The smell of coffee was good, and the smell of fresh wood burning. We hadn't seen a rider for three days when we camped among the pines up there in the Blues, and we hadn't seen a track in almost as long. Excepting deer tracks, cat or bear tracks.

  Out of Pioche I got a job riding shotgun for a stage line with Cap Rountree handling the ribbons. We stayed with it two months.

  Only one holdup was attempted while I rode shotgun because it seemed I was a talked-about man. That one holdup didn't pan out for them became I dropped off the stage and shot the gun out of one of the outlaw's hands--it was an accident, as my foot slipped on a rock and spoiled my aim--and put two holes in the other one.

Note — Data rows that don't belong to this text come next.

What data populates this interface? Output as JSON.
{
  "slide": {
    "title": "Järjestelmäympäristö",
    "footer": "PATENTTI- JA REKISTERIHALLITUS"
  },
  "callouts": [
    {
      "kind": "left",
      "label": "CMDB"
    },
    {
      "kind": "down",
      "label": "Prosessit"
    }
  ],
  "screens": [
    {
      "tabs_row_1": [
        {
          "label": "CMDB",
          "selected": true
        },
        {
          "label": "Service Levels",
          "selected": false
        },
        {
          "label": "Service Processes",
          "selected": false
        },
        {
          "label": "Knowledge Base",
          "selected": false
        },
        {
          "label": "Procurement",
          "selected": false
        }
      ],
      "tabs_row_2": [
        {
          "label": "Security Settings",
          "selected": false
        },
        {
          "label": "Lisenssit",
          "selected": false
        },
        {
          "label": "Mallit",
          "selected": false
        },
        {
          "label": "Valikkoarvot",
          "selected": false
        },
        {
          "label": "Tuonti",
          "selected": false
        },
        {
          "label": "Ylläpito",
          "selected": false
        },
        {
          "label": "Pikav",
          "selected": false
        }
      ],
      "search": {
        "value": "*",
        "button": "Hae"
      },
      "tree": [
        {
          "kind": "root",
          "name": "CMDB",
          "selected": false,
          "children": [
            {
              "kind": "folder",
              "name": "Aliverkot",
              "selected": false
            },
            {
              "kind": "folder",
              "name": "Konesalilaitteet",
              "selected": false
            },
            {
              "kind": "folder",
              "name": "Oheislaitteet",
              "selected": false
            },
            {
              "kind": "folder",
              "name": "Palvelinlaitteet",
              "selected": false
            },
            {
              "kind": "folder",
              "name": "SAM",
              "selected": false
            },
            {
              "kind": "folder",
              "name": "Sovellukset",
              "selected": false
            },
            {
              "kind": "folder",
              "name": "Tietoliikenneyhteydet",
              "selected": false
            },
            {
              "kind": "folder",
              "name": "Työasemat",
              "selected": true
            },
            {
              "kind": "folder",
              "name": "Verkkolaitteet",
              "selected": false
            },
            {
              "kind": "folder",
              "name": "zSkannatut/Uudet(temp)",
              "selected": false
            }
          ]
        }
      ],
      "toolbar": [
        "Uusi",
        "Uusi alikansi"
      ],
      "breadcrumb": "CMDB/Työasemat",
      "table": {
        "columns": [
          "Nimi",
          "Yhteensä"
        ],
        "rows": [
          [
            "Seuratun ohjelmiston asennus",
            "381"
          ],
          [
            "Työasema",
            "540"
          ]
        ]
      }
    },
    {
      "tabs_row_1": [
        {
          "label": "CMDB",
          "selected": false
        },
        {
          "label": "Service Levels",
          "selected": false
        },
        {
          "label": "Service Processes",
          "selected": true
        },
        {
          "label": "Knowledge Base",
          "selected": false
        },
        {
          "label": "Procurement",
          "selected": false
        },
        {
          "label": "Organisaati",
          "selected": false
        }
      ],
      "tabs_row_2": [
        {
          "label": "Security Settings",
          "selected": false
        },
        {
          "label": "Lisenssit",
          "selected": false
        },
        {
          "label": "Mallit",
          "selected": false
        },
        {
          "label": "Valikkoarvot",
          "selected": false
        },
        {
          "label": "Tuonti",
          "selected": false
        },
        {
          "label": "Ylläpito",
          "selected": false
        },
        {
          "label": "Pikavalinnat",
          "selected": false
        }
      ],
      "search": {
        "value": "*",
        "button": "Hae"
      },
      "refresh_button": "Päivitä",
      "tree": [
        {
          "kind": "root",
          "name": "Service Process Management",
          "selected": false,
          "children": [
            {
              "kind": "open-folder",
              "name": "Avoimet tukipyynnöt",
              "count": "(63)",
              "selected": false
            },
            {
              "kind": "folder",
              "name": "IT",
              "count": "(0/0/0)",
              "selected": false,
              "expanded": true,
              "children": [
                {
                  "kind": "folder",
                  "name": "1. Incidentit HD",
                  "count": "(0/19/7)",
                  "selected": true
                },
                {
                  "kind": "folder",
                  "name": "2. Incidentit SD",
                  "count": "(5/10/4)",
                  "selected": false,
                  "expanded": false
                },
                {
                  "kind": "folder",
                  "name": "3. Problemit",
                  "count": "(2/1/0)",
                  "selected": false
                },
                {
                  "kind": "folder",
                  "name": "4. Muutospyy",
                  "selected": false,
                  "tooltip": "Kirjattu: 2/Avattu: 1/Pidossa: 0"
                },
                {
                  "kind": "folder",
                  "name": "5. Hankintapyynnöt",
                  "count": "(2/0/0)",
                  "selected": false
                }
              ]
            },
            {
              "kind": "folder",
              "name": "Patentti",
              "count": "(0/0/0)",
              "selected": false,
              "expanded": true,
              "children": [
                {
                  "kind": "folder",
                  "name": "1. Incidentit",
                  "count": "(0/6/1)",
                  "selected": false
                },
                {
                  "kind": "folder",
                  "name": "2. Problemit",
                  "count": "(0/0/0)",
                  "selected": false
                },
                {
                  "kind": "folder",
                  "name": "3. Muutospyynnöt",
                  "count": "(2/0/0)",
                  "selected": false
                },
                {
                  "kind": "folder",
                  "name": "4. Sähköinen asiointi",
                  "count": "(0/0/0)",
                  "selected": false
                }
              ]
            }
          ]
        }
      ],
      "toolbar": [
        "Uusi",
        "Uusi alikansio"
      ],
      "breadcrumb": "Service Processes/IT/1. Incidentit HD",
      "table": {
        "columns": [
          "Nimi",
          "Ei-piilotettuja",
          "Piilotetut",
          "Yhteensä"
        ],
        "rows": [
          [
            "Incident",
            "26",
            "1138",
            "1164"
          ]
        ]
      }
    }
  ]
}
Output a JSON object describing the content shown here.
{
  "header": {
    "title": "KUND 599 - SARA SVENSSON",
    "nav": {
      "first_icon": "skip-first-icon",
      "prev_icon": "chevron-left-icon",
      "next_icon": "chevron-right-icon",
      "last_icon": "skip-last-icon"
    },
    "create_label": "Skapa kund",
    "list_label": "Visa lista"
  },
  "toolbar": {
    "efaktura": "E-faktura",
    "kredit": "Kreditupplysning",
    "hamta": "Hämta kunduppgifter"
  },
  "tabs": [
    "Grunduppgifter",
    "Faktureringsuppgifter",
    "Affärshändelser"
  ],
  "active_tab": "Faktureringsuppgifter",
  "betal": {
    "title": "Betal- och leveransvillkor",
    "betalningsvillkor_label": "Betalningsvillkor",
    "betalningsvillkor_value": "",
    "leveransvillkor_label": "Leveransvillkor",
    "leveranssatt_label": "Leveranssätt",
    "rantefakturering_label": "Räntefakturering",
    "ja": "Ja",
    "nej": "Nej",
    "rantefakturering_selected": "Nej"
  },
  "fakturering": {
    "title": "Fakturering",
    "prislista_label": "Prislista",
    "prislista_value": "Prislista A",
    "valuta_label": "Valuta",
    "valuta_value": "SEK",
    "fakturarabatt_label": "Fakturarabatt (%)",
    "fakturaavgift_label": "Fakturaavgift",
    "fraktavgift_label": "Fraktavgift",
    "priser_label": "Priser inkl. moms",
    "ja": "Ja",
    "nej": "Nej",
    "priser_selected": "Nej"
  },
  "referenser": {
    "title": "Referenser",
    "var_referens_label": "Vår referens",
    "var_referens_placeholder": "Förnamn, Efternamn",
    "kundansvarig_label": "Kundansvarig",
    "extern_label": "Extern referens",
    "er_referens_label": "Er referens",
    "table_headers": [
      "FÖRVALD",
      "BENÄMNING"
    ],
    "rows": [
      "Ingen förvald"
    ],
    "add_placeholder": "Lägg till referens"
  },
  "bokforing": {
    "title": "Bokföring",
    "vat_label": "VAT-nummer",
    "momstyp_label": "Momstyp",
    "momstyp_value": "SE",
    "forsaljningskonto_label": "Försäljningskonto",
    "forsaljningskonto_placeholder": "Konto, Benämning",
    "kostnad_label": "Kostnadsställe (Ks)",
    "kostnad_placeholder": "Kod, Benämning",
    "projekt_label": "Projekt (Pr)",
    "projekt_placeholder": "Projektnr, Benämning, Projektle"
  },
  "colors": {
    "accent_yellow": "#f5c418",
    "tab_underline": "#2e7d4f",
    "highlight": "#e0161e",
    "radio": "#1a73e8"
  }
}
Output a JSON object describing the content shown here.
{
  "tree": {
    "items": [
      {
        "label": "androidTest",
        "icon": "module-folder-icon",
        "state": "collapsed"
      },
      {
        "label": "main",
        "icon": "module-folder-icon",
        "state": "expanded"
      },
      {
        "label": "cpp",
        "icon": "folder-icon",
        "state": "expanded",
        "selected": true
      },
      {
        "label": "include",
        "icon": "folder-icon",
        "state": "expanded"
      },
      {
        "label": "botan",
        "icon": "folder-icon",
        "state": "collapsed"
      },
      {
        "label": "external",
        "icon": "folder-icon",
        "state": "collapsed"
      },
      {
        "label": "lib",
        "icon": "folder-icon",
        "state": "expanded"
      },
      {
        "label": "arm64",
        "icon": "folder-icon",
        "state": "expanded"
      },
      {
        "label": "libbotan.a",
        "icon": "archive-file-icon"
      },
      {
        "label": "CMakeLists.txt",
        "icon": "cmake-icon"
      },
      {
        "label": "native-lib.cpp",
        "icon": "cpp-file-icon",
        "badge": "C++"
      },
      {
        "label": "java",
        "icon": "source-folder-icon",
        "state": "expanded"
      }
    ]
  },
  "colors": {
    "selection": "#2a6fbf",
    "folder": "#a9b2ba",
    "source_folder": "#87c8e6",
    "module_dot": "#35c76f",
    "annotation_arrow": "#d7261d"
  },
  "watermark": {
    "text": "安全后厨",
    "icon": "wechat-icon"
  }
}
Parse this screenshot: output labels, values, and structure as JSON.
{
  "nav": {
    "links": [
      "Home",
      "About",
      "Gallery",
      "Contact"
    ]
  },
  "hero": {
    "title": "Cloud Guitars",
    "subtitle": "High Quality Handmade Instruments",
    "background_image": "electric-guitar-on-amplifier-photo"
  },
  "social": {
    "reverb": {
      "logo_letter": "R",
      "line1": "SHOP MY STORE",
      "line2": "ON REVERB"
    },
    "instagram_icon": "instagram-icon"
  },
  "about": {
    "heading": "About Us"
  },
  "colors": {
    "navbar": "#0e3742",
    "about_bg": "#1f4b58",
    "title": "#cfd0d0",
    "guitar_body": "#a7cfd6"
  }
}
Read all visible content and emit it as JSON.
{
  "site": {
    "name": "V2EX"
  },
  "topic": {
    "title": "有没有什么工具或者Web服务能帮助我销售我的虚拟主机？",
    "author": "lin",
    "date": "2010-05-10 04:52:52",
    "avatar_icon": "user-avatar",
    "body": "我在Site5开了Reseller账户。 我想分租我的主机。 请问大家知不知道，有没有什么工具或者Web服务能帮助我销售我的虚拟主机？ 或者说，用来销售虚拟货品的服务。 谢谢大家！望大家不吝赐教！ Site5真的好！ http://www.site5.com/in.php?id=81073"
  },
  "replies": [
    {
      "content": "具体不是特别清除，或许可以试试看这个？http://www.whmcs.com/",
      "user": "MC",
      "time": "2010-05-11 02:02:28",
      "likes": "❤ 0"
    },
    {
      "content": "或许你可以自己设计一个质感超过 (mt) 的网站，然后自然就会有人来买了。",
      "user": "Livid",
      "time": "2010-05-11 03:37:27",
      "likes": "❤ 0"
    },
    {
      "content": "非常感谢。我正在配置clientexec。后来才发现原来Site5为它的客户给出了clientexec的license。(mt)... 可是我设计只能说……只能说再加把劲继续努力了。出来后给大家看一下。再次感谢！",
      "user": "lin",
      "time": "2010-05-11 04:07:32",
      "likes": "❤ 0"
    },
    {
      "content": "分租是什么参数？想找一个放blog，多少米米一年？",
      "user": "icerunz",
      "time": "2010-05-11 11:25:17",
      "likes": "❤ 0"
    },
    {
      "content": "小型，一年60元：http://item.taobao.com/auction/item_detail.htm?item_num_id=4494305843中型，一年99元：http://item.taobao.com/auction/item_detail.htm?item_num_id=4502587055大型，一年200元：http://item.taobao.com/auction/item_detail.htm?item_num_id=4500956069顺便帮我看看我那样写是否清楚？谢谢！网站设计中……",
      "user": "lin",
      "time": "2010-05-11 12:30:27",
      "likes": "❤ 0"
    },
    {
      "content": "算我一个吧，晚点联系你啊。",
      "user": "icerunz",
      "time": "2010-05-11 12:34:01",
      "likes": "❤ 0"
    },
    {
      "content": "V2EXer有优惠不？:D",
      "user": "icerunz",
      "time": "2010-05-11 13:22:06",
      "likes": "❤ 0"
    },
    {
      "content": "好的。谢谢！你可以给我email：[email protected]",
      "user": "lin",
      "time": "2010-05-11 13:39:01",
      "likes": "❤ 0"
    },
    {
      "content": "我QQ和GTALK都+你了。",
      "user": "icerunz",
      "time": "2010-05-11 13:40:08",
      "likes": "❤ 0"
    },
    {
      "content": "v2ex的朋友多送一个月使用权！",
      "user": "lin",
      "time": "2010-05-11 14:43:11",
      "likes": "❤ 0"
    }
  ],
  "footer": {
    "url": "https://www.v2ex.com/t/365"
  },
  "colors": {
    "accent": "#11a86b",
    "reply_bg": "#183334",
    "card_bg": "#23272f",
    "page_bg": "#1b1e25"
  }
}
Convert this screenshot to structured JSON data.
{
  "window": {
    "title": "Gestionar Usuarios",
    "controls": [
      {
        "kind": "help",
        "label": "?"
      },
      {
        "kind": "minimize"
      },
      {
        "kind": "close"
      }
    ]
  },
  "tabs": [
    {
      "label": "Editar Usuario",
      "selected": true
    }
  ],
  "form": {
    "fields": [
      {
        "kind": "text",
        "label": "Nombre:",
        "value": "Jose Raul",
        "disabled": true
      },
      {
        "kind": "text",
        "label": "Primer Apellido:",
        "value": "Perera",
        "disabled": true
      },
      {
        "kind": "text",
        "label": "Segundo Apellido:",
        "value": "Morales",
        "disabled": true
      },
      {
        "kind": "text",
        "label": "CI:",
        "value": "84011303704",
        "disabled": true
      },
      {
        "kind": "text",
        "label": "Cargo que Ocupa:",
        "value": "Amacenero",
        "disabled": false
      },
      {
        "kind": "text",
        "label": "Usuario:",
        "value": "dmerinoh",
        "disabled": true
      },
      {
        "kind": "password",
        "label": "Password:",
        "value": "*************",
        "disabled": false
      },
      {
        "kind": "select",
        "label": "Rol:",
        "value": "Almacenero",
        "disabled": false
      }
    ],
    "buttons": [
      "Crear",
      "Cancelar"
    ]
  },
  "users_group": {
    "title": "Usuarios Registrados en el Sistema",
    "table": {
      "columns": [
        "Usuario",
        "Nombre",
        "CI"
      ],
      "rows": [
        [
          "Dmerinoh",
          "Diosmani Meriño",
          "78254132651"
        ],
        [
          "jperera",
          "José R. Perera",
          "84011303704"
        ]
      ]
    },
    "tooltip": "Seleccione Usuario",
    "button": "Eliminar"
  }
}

  We took them back into town, and the shot one lived. He lived but he didn't learn ... six months later they caught him stealing a horse and hung him to the frame over the nearest ranch gate.

  At South Pass City we holed up to wait out a storm and I read in a newspaper how Orrin was running for the state legislature, and well spoken of. Orrin was young but it was a time for young men, and he was as old as Alexander Hamilton in 1776, and older than William Pitt when he was chancellor in England. As old as Napoleon when he completed his Italian campaign.

  I'd come across a book by Jomini on Napoleon, and another by Vegetius on the tactics of the Roman legions. Most of the time I read penny dreadfuls as they were all a body could find, except once in a while those paper-bound classics given away by the Bull Durham company for coupons they enclosed. A man could find those all over the west, and many a cowhand had read all three hundred and sixty of them.

  We camped along mountain streams, we fished, we hunted, we survived. Here and yonder we had a brush with Indians. One time we outran a bunch of Blackfeet, another time had a set-to with some Sioux. I got a nicked ear out of that one and Cap lost a horse, so we came into Laramie astride Montana horse, the both of us riding him.

  Spring was coming and we rode north with the changing weather and staked a claim on a creek in Idaho, but nothing contented me any more. We had made our living, but little more than that. We'd taken a bunch of furs and sold out well, and I'd made a payment to Don Luis and sent some money home.